Saturday, June 23, 2007

The long road to Cusco - June 20-23

In Huancavelica we face a fork in the road, so to speak. We need to get to Ayacucho to begin our route to Cusco. On the map, this seems easy as Huancavelica and Ayacucho are actually quite close to each other. However, we soon learn that maps don´t always take into account the Andes and unpaved and damaged roads. We soon learn that to go to Ayacucho means three very rough trips on a series of combi buses. Also, it will likely take a full day and risk us being stuck at night waiting on the side of a road. We decide to take the longer but safer route through Huancayo. This seems a bit silly, since we just came from Huancayo, but we do the math and it makes more sense.

We grab a collectivo taxi, and once we´ve picked up enough passengers to fill up the car, we´re on our way. The driver zooms through the mountains of Huancavelica at mad speed...adding an element of excitement (and motion sickness) to a breath-taking landscape. I think it´s the most beautiful landscape I´ve seen yet. I chuckle at one point when we pass a small thatched roof house surrounded by nothing but air and mountains, yet with large graffiti reading, "Punk Lives!"
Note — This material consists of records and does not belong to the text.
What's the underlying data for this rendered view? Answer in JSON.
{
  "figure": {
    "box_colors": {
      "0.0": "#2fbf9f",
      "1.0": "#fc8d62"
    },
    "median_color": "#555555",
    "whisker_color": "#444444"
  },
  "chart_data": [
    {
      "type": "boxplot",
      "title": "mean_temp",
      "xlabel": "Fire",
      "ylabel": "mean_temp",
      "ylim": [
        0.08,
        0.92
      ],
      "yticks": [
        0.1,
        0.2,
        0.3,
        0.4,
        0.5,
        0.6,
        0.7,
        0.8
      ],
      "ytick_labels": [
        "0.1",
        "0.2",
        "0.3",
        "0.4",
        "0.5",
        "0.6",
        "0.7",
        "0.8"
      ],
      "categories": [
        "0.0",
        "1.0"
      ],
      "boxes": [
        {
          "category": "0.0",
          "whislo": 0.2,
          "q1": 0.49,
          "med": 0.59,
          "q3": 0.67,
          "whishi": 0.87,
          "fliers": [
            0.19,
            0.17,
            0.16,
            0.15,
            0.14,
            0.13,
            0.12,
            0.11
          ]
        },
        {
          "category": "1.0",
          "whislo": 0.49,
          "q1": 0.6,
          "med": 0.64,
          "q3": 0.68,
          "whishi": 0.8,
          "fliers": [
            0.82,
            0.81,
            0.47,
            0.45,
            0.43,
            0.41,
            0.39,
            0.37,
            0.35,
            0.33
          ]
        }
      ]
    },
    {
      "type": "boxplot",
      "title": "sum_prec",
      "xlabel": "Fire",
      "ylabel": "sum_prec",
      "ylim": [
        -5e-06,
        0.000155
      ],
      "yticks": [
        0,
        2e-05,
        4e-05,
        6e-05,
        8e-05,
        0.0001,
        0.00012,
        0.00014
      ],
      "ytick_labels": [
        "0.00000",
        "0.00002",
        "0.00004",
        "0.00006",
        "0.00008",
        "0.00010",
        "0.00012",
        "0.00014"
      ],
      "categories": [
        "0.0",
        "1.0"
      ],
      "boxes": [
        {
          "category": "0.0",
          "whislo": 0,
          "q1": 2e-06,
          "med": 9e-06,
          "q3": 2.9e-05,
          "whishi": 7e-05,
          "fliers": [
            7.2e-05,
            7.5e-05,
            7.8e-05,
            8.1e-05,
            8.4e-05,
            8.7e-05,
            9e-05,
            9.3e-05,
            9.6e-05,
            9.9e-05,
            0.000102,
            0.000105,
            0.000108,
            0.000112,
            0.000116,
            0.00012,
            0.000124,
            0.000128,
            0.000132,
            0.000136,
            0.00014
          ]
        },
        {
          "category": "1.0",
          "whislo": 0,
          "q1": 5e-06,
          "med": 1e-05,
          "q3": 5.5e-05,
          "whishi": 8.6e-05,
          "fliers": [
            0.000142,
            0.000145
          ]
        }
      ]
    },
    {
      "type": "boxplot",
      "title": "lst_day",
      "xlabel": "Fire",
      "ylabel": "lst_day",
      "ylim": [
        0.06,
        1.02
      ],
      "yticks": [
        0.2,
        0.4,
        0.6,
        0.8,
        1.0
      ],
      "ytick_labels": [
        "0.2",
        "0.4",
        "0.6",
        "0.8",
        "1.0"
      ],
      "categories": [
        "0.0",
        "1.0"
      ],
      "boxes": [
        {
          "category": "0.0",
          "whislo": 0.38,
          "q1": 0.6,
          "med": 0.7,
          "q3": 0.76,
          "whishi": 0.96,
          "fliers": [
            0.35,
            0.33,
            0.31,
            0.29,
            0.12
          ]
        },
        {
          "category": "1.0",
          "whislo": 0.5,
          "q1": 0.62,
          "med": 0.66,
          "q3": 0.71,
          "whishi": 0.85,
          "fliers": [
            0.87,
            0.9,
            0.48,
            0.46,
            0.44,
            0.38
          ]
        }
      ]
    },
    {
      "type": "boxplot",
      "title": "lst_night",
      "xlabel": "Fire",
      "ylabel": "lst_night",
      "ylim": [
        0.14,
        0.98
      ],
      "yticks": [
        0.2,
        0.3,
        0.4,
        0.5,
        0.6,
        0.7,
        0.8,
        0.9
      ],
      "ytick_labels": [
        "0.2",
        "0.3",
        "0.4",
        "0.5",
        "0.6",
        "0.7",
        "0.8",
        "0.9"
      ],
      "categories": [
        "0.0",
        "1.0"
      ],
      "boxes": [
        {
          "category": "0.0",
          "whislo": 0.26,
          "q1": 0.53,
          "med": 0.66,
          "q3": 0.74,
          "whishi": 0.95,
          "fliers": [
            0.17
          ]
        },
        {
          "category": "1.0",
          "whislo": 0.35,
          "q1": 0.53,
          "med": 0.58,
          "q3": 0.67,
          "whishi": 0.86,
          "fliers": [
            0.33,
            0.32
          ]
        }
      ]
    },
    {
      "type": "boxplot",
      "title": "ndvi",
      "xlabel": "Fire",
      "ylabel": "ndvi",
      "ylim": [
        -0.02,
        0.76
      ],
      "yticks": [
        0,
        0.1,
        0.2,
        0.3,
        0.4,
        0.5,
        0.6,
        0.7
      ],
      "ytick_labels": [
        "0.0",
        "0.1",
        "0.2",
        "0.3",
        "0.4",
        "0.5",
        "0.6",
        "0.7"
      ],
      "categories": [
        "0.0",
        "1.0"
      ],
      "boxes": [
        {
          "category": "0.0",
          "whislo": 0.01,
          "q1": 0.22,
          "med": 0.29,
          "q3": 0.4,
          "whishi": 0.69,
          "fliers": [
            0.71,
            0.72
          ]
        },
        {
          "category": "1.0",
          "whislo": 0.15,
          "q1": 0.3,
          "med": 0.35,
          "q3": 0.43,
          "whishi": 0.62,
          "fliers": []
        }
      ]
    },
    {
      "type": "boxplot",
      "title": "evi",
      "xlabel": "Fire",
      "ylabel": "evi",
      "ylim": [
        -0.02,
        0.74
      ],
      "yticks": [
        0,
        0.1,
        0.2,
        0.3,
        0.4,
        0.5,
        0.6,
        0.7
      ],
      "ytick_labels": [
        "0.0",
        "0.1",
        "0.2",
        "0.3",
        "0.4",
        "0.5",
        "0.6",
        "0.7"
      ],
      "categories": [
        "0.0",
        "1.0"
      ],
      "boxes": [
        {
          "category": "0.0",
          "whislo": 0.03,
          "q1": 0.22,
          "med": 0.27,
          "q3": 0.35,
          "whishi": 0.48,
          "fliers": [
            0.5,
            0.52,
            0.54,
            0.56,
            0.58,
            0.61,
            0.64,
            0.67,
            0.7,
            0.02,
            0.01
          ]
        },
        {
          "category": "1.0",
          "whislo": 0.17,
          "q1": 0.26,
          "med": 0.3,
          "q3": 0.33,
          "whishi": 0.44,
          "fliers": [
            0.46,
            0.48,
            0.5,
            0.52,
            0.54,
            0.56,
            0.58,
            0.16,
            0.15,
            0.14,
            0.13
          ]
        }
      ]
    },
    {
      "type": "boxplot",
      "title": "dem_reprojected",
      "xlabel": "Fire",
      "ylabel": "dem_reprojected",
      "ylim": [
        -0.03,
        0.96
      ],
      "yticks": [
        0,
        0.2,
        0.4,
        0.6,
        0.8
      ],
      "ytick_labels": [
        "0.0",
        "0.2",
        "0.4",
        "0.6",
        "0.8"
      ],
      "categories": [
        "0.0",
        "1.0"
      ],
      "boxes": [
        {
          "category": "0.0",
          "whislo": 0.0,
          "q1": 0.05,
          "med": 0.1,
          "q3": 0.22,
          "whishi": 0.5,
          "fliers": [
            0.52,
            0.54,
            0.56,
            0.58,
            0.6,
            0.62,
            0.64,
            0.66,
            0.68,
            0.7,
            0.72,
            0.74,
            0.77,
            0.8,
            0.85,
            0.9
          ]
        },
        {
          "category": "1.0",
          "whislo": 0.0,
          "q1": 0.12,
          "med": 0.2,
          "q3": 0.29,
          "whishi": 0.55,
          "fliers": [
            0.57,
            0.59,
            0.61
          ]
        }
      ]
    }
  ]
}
After about 3.5 hours, we arrive to Huancayo and wait for the night bus to Ayacucho. We thought this would be a smart choice, to just sleep the 10 hour trip away and wake up in our destination. Yet the road to Ayacucho is unpaved and in sore shape. We spend the whole night tossing our heads back and forth and bracing ourselves on the seat in front of us.

We spend a couple nights in Ayacucho recouperating. It´s a nice town. It´s a bit of a tourist town, but mostly for Peruvians. The first paved road from Lima only reached here in the 1999. It was also home to the Sendero Luminoso (Shining Path) and some 60,000 people died in this region (mostly Campesinos).We do see some gringos here. Like us, they´re most likely stopping on their way to Inti Raymi in Cusco.

Next, comes the 22 hour bus ride to Cusco. The roads were only bad for the first few hours of the journey, but it was a long time to spend in a spring-poking arm chair, especially on a bus without bathrooms. But we endure and make it to Cusco the next night ...just as Inti Raymi begins.